MilanoFinanza, 14 novembre 2015
Perché il super-Qe di Draghi in arrivo a dicembre non salverà l’Europa
Meno male che nel marzo scorso la Bce ha lanciato il Qe. Altrimenti lo spread dell’Italia oggi non sarebbe ancorato ai 100 punti base. E figuriamoci se il Tesoro sarebbe riuscito a collocare i Bot a 12 mesi con tassi sottozero. Perché i dati dicono che la situazione sta peggiorando: a meno di una forzatura della Costituzione, a breve in Portogallo entrerà in carica un governo di sinistra guidato dal leader socialista Antonio Costa, affiancato anche dal Partito Comunista, pronto a rovesciare le misure di austerità adottate a seguito degli accordi presi Bruxelles dal precedente esecutivo.

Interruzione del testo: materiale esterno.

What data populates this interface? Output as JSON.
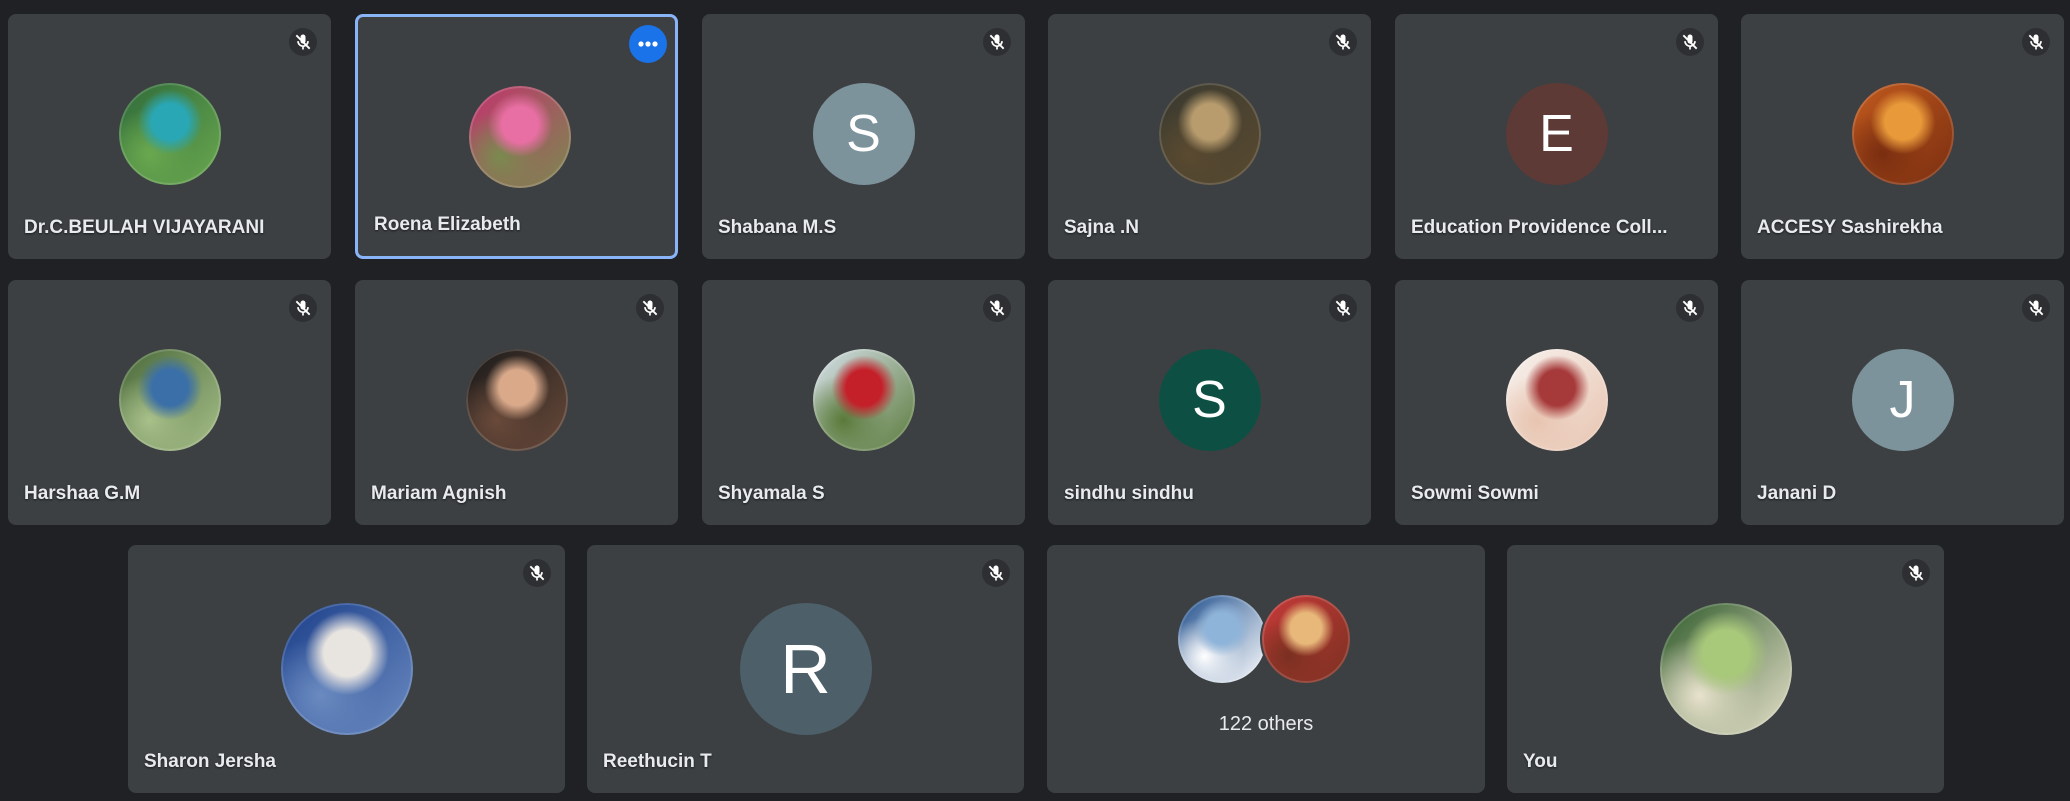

In Grecia, poi, il premier Alexis Tsipras ha dovuto affrontare uno sciopero generale e l’uscita dalla recessione sembra più lontana che mai, con tutti gli effetti negativi sui conti pubblici. Su tutto incombe poi lo spettro dell’uscita del Regno Unito dalla Ue, trattato a pagina 15 da Angelo De Mattia. Senza dimenticare la determinazione della Catalonia a procedere con l’indipendenza dalla Spagna, dove il 20 dicembre si terranno elezioni politiche dall’esito incerto. A questo si è poi aggiunta la delusione per i dati del pil di Eurolandia, cresciuto nel terzo trimestre dello 0,3% rispetto al secondo e dell’1,6% su base annua, al di sotto delle attese del consenso (+0,4% t/t e +1,7% a/a). Per Jonathan Loynes, capo economista per l’Europa di Capital Economics, è evidente che la crescita della zona euro è ancora troppo lenta e questo rende più che mai necessario un rafforzamento del Qe il 3 dicembre, in occasione del Consiglio direttivo della Bce.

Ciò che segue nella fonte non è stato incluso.